The excercise is as follows
Let us say that $D\subset\kappa^{<\kappa}$ is dense if for any $s\in\kappa^{<\kappa}\exists t\in D$ such that $s\subset t$.
Prove that if $\kappa$ is regular, for every family of dense subsets $\{D_\alpha|\alpha<\kappa\}$ there is $x\in\kappa^\kappa$ so that $\forall\alpha<\kappa\exists s\in D_\alpha$ such that $s\subset x$.
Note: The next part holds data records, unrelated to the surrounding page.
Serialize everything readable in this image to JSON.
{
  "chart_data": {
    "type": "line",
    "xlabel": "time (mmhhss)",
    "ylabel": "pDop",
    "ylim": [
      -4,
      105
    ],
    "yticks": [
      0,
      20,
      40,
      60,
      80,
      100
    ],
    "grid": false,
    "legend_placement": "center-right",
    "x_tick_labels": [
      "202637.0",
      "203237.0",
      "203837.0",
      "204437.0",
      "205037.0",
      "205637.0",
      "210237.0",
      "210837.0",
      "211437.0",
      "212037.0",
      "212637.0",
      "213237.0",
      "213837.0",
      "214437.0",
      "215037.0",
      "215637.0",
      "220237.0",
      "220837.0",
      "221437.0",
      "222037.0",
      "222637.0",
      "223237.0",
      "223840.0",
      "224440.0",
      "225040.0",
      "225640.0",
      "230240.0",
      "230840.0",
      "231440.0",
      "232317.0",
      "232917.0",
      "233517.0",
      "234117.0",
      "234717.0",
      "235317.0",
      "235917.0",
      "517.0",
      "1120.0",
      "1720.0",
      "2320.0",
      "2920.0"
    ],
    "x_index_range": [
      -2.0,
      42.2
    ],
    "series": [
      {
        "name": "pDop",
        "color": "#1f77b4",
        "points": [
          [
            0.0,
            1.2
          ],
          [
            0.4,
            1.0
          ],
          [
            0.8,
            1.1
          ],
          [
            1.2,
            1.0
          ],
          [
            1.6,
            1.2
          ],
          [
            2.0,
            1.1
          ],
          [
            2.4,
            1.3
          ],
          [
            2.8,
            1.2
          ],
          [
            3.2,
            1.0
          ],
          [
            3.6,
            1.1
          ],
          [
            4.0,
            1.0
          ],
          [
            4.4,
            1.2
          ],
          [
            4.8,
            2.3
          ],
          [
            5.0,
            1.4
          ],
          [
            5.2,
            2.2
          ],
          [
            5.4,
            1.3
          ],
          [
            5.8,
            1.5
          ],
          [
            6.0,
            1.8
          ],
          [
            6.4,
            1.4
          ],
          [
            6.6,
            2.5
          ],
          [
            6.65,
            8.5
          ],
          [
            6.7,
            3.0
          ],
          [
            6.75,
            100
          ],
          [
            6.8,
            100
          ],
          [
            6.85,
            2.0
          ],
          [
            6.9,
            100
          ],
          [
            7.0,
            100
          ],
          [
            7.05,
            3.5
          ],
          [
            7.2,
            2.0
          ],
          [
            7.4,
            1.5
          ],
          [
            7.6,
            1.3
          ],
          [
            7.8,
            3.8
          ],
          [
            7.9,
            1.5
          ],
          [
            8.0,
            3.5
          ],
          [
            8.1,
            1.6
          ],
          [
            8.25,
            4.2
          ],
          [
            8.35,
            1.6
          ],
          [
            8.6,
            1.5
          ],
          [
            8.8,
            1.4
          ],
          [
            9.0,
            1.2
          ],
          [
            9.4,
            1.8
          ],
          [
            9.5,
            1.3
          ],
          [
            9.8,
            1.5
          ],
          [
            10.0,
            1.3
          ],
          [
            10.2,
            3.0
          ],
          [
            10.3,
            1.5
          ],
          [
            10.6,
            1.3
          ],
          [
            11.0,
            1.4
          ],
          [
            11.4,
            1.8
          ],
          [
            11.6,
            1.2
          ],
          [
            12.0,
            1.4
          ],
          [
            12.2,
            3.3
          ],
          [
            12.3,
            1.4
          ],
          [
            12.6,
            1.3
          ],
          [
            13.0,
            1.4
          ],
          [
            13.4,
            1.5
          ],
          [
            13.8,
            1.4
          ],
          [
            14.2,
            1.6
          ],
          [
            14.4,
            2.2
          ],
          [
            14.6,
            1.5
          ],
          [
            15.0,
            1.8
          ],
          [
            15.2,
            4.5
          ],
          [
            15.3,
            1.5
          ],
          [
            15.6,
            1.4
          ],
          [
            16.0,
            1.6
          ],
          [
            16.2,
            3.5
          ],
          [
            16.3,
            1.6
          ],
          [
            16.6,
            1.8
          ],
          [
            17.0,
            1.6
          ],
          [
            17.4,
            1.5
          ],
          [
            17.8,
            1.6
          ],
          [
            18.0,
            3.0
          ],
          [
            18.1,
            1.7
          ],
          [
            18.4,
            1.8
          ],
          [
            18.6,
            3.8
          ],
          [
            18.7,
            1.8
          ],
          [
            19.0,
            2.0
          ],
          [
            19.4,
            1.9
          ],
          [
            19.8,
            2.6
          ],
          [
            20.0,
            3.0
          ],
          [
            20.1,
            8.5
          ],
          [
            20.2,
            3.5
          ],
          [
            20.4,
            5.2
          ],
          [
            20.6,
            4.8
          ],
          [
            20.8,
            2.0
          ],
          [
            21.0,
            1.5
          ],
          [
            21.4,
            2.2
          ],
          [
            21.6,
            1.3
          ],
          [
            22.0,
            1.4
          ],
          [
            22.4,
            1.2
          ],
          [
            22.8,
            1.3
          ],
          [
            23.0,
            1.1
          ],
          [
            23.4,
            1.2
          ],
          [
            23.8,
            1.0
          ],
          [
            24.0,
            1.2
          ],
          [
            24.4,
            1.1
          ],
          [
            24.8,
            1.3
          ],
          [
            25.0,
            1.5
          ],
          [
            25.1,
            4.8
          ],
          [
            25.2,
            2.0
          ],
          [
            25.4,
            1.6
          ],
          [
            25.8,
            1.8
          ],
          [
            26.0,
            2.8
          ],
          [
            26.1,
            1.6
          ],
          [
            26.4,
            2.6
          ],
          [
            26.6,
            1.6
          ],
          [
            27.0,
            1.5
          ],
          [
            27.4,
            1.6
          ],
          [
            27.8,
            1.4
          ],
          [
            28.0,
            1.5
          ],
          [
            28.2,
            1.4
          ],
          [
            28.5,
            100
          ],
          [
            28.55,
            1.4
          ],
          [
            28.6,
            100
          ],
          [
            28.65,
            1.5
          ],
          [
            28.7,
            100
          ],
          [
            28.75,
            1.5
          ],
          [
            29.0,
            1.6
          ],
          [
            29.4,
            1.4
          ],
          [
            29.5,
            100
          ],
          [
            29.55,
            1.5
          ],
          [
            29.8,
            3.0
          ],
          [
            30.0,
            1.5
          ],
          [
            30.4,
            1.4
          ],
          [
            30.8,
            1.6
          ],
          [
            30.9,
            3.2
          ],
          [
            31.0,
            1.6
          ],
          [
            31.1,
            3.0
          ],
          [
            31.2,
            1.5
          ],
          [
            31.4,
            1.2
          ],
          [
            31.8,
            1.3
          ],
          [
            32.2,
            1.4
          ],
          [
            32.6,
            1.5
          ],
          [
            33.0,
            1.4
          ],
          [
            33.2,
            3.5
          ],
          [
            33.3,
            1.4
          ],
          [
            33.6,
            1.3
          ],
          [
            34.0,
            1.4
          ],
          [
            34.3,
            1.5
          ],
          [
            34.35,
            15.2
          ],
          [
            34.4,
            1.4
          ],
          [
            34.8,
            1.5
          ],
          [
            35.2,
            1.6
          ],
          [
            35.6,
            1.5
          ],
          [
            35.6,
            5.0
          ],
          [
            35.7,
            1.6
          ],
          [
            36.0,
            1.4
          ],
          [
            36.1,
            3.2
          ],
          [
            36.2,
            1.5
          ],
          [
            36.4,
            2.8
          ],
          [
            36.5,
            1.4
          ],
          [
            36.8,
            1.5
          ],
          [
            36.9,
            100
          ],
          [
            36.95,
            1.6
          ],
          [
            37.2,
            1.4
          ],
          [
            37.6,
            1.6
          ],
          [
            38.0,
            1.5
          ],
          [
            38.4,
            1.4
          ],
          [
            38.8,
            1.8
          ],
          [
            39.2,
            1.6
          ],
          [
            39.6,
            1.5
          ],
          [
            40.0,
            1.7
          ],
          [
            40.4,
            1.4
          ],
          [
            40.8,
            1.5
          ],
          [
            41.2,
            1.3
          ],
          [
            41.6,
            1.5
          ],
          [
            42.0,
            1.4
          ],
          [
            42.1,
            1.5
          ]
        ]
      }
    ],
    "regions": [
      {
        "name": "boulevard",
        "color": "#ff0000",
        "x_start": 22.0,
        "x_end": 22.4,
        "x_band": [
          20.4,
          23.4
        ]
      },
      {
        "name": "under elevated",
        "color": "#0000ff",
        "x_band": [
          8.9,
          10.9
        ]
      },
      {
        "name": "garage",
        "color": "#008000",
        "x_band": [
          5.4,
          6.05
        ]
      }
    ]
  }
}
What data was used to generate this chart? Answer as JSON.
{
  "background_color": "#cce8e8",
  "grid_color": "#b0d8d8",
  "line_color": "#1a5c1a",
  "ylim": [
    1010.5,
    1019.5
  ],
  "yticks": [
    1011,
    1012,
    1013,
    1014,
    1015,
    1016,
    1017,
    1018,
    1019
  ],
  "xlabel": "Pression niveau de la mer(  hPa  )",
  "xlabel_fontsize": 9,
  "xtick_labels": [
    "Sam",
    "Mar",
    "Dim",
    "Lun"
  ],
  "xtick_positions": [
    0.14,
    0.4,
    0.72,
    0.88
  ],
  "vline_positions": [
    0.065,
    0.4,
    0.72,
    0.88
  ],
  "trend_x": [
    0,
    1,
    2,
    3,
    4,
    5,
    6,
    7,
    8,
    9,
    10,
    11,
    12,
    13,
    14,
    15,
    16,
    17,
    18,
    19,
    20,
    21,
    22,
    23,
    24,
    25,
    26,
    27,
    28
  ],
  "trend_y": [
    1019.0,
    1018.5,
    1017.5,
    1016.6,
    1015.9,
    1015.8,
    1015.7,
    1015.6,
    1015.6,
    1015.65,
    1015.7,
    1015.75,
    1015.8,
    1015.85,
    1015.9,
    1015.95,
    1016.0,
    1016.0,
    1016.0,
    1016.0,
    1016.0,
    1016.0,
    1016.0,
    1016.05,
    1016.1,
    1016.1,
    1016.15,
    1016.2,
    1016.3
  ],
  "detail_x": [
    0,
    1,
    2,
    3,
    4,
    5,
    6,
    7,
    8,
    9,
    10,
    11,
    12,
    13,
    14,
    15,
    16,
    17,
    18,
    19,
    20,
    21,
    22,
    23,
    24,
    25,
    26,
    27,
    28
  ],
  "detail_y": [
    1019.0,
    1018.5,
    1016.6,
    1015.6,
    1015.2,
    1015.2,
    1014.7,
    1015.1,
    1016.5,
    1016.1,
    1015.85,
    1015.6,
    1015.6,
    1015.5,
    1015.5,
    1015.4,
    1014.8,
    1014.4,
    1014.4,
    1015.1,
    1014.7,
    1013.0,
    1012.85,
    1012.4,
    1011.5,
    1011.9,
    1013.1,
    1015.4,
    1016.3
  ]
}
I am having trouble visualizing the situation: intuitively I would build $x$ inductively, exploiting the fact that each $D_\alpha$ is dense. Anyhow I can't write a proper definition nor I see where $\kappa$ regular comes into play.
We can construct an increasing sequence $\langle s_\alpha\mid\alpha<\kappa\rangle$ over $\kappa^{<\kappa}$ such that $s_\alpha\in D_\alpha$ as follows: for $\alpha=0$, take any $s_0\in D_0$. If $\alpha=\beta+1$, take any $s_{\beta+1}\supseteq s_\beta$ such that $s_{\beta+1}\in D_{\beta+1}$. If $\alpha$ is a limit ordinal, choose $s_\alpha\supseteq \bigcup_{\xi<\alpha} s_\xi$ satisfying $s_\alpha\in D_\alpha$. (The assumption $\kappa$ is regular is necessary to ensure $\bigcup_{\xi<\alpha}s_\xi$ has length $<\kappa$.)
Then take $x=\bigcup_\alpha s_\alpha$: if $x$ is not a $\kappa$-sequence, make $x$ longer by putting any elements after $x$ so that $x\in \kappa^\kappa$. We can see that some initial segment of $x$ is a member of $D_\alpha$ by the construction.